M$ routinely avoids the Hosts file, apparently by using its own VPN. I shut down its protocols so I *believe* its blocking telemetry. I use OpenVPN with my VPN provider (on Win and Linux) which provides it own protocols. I have IPV6 shut down on both systems, yet on *my* VPN I can still connect to clearly blocked M$ sites on HTTP and HTTPS.

Adobe is clearly invasive. I can see it running in my processes. Multiple services that serve no useful purpose since I can shut them down - and move their executables with no effect on the operation of the programs, except for a complaint about a missing process, which will be ignored with a hacked amtlib.dll found in most releases.

The lil lady needs the Adobe crap for classes. I test it on my machines first. In order to install Indesign 2019 tonight I had to shut down thhe Cloud services while they were running to get it to install, at least on Win7 here. (It might have wanted Win10, as most of the newer Adobe crap seems to want). It reinstalled the missing executables, and as soon as I am done installing junk, I will go and remove them again.

In fairness, Gimp is and will never really be a real replacement for Photoshop. And that is with it fully loaded with plugins. It will handle 90% of most operations, like a VW will handle most of the processes as well as a Ferrari on the road. But when that other 10% is needed, its really nice to have.
Needelss to say, our car is an ancient diesel held together with duct tape and cable ties. Really.

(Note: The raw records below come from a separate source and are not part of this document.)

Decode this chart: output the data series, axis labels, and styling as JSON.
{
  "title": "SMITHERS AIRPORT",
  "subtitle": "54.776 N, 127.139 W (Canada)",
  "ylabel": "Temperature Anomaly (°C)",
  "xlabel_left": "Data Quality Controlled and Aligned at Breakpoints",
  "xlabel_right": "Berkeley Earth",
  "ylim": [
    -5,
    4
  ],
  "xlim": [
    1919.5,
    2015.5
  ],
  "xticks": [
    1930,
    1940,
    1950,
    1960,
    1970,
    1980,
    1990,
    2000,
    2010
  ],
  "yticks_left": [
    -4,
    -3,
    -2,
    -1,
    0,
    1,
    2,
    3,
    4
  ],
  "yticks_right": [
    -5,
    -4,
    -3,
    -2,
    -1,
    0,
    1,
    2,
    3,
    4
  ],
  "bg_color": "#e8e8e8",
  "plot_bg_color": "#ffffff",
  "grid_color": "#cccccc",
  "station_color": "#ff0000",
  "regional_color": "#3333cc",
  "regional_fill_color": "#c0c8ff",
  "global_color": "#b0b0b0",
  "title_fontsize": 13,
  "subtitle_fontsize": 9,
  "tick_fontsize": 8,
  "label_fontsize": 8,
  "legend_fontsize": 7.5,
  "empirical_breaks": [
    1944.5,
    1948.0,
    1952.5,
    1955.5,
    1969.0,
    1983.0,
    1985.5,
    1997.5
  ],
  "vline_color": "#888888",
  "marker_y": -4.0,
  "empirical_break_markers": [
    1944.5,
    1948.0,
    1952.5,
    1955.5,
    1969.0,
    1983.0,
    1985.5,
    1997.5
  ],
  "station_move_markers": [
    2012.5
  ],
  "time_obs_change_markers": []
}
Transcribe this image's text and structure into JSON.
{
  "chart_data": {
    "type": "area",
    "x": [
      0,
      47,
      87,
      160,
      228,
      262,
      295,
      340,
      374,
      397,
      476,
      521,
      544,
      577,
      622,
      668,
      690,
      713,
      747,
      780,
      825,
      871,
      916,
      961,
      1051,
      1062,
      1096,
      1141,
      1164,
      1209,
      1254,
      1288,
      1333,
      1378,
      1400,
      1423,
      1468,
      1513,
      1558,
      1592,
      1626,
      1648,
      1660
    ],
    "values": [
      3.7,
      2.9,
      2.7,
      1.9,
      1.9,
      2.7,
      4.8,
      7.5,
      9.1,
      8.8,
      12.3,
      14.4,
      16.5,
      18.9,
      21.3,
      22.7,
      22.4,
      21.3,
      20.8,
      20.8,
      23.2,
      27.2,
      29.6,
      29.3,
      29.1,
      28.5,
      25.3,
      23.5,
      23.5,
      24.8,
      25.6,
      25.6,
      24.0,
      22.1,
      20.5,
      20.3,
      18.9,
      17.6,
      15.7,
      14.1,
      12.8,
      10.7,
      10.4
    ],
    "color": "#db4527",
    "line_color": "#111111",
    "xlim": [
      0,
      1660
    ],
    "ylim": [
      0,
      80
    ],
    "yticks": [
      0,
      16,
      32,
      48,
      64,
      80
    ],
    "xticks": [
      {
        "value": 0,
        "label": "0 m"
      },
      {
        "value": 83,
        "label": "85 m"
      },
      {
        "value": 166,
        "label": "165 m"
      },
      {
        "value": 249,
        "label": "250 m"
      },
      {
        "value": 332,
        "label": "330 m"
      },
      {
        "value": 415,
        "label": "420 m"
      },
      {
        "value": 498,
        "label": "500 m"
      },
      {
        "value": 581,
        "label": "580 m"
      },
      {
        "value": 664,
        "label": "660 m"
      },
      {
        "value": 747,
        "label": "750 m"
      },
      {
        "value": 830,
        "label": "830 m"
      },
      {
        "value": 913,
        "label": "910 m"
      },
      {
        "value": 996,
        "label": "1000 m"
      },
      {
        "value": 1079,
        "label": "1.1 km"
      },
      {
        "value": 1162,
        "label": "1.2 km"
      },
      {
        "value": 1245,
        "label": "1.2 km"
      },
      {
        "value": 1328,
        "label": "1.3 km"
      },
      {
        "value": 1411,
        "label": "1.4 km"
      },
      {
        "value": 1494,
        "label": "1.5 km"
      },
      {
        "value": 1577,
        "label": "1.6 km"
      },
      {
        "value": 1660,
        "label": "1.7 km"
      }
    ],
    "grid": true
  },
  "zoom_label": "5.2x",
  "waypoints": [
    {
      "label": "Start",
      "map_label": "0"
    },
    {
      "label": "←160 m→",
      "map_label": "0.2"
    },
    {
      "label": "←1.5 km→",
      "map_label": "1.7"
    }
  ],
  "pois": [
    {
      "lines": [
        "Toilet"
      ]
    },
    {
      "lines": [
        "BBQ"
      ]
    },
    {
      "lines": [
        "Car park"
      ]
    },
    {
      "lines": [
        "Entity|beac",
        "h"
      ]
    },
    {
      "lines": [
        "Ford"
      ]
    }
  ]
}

The first thing I do with any Win install is to hack the crap out of it. Shut down any bloody service not absitively needed, and then go into their cron/tasks service and pretty much eviscerate it (I do likewise in systemd in Linux). As a result most boogers are a temprorary annoyance since their RATs dont work and they are easily spotted and flushed out without any AV software. Double booting comes in awful handy to kill off 'Access Denied' crap.

My goal is to pretty much revert any win system, including Win10 - to Win2000. It makes it pretty much unhackable. Even XP is fairly immune, as the new boogers cant even fire up in it.

This is admittedly, a divergent, if not downright eccentric method of system security, and one I would certainly not recommend for casual users. But it works here, and works fairly well. Being behind two hardware firewalls also helps.

The way I see it is that there are thee vectors for boogers:

1. Email - rarely use it. Fire up thunderbird around once a month. Run my business off a website, and prettty much ignore anything sent here.

2. Web. - have my browsers fully armed with security addons. NoScript, Ghostery, ad blockers, most metadata blocked or forged. Pretty much invisible to port scanners.

3. Updates - I regard these as pure evil for *my* systems. They usually wreak havoc as most of my regularly used programs are fine tuned, and even hacked. If it works i dont fix it, unless there are some seriously useful new options. It is also a classic mode of attack by everyone from Yigor in Minsk to the spooks at Langley. For freeware its fraught with peril, as perfectly working software is often degraded to beggarware by updates. Like NitroPDF.

A generation ago i learned to hack into other systems, but quickly grew bored with it. The fun part was hacking my *own* systems. It is that mindset I use on both Win and Linux. In Debian these days I always boot to root, where I routinely run stuff that normally wont run as UID0. A full armory of compilers and libs comes in handy!

One of my earliest memories is sticking a bobby pin into a wall socket.

I never stopped.

(Oct 01, 2019, 00:29 am)RobertX Wrote: Why not just use Gimp? It's for Windows.

And what about Vegas Pro? I know you have to activate it, but I think you can use Youtube for videos on how you can do it.

Isnt Vegas for videos?
I need something for that, as I really dislike Premiere.

I also have a ton of Red Giant softare, untested yet. Any good?

Adobe is often unnecessarily complicated for what should be simple operations, like cutting and pasting. Need something simple and *intuitive* for videos.